Acordo em Davos afasta ameaça de tarifas de Trump e foca na segurança do Ártico

Rutte, o ‘Trump whisperer’, evita crise na OTAN sobre a Groenlândia

Encontro em Davos resulta em acordo sobre o Ártico e desfaz tensões que ameaçavam a aliança transatlântica

O secretário-geral da OTAN, Mark Rutte, consolidou sua reputação como um interlocutor eficaz junto ao presidente dos Estados Unidos, Donald Trump, ao mediar um entendimento que desfez uma crise iminente sobre a Groenlândia. Após uma reunião bilateral no Fórum Econômico Mundial em Davos, Trump retirou suas ameaças de impor tarifas contra aliados europeus, anunciando um acordo sobre um “quadro para um futuro acordo” para toda a região do Ártico. O entendimento foi descrito por analistas como uma vitória diplomática que afastou a aliança de um precipício.

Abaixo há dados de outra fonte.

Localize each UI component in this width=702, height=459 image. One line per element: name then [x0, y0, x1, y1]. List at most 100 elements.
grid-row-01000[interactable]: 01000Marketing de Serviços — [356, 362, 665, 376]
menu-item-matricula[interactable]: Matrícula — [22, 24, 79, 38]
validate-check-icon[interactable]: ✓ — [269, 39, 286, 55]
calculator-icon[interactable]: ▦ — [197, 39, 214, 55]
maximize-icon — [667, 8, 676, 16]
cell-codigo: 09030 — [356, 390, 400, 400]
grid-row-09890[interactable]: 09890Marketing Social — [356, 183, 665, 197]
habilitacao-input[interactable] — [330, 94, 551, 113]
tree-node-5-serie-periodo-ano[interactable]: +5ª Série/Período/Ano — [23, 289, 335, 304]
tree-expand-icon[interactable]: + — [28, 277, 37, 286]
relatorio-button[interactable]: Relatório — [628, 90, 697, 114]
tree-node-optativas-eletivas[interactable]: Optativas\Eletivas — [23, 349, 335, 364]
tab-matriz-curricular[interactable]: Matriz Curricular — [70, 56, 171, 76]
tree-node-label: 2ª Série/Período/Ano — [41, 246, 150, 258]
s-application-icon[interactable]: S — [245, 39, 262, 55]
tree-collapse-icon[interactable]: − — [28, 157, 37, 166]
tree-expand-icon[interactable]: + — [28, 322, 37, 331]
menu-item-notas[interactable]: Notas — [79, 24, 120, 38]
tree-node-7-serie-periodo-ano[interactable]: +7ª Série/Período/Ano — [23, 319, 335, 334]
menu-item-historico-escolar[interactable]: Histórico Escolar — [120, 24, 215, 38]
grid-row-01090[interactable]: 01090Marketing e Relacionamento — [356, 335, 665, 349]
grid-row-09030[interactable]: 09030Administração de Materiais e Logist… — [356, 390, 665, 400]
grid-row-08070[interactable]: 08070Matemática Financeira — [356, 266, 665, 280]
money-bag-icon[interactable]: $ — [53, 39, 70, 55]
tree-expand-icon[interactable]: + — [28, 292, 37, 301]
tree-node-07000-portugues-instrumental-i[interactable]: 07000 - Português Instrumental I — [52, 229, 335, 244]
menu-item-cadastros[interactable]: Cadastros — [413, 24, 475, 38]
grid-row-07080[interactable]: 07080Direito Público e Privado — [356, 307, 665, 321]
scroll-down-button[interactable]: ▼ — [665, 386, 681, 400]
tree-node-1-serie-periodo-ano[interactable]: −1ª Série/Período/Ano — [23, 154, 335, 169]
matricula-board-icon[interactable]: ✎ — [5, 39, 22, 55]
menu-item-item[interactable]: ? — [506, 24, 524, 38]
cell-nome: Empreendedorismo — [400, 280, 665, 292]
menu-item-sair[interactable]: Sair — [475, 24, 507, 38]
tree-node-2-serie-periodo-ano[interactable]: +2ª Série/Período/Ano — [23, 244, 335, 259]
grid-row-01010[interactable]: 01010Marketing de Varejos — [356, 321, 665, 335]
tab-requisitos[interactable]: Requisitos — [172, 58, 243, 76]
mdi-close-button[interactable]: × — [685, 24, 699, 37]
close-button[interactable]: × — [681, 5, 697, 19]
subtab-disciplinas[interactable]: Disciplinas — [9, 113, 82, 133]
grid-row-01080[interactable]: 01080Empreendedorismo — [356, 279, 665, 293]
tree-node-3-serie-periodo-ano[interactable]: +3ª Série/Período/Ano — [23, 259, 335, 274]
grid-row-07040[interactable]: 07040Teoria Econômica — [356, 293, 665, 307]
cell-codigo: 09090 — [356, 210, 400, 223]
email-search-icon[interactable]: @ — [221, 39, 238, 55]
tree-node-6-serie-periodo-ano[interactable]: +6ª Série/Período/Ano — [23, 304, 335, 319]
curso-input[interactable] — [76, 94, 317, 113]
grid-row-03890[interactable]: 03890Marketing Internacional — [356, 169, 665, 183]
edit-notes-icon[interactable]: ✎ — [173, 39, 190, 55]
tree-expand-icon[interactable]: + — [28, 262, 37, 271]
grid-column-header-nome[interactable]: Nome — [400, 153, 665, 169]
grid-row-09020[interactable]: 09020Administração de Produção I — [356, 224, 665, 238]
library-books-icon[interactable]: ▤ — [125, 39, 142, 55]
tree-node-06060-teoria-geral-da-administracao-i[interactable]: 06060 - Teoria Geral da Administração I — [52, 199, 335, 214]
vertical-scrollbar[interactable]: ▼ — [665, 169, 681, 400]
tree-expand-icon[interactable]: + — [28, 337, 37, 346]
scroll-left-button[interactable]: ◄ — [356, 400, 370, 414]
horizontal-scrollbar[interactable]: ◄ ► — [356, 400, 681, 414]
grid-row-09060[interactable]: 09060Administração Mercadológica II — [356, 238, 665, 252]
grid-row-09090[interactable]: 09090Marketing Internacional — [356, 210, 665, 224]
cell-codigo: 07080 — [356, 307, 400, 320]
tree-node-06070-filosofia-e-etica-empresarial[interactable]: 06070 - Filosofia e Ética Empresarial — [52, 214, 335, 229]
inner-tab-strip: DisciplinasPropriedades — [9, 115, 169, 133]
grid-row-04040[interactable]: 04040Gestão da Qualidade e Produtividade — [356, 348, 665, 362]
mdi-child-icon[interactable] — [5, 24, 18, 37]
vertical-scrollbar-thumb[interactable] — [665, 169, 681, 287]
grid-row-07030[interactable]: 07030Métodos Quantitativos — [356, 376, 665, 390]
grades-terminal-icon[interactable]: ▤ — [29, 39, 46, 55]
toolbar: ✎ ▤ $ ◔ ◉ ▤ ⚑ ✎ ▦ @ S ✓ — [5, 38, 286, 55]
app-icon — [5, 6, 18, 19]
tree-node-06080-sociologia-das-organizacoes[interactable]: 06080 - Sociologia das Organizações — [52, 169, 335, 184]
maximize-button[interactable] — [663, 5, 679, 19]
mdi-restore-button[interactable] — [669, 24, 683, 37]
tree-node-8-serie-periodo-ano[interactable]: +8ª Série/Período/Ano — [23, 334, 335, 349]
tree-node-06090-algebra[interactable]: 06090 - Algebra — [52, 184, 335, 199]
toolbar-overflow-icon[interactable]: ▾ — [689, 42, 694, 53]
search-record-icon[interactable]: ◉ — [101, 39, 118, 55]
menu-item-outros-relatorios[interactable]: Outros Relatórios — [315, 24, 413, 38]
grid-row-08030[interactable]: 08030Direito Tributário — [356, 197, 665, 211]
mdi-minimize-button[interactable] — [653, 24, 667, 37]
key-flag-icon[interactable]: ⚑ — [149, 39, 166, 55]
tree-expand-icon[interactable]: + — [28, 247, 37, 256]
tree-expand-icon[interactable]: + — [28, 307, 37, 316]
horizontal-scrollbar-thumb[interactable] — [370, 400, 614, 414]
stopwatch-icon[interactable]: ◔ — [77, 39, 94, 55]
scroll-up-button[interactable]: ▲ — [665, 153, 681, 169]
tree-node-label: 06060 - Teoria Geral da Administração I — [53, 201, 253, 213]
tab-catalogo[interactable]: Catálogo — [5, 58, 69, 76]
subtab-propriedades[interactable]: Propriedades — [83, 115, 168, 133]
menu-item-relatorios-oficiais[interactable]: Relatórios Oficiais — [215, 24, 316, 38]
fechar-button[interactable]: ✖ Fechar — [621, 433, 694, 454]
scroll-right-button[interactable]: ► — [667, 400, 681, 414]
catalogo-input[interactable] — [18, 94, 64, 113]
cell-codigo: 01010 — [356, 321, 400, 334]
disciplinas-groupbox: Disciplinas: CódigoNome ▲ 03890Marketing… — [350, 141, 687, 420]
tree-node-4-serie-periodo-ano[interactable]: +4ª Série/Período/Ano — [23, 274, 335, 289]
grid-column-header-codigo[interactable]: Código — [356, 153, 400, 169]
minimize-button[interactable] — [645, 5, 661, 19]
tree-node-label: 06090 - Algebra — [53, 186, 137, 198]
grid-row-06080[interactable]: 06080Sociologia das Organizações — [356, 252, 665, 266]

O presidente norte-americano afirmou que o acordo, cujos detalhes ainda não foram totalmente divulgados, seria “excelente para os Estados Unidos da América e para todas as nações da OTAN”. A crise havia se intensificado nas últimas semanas, com ameaças americanas que colocaram em dúvida a coesão e o futuro da aliança militar. Líderes europeus chegaram a descrever o momento como uma “mudança sísmica” nas relações.

Durante um painel em Davos, Mark Rutte manteve uma posição diplomática cuidadosa sobre a disputa, recusando-se a comentar publicamente o caso da Groenlândia. Ele argumentou que, como secretário-geral, seu papel durante tensões internas na Aliança é trabalhar nos bastidores para desescalar conflitos, preservando sua capacidade de mediação. Rutte, no entanto, concordou publicamente com a premissa central de Trump sobre a necessidade de proteger o Ártico, destacando a crescente atividade da Rússia e da China na região.

O secretário-geral defendeu que a postura firme de Trump teve um efeito colateral positivo ao forçar os aliados europeus a aumentarem seus investimentos em defesa. Ele questionou se, sem a pressão do presidente americano, oito grandes economias europeias teriam atingido a meta de gastar 2% do seu PIB em defesa já em 2025. Rutte enfatizou que a OTAN é crucial não apenas para a defesa da Europa, mas também para a segurança dos Estados Unidos, sendo a relação transatlântica insubstituível.

Enquanto a atenção se voltava para a Groenlândia, Rutte alertou para o risco de se negligenciar a guerra na Ucrânia. Ele lembrou que a Rússia continua seus ataques maciços contra a infraestrutura energética ucraniana em um inverno rigoroso, e que o apoio contínuo do bloco ao país é fundamental.

Apesar do acordo que acalmou os ânimos, diplomatas avaliam que as feridas abertas pela crise recente não serão facilmente esquecidas. O episódio expôs vulnerabilidades e levou a um chamado por uma maior autonomia estratégica europeia, indicando que as relações dentro da OTAN não devem retornar simplesmente ao status quo anterior.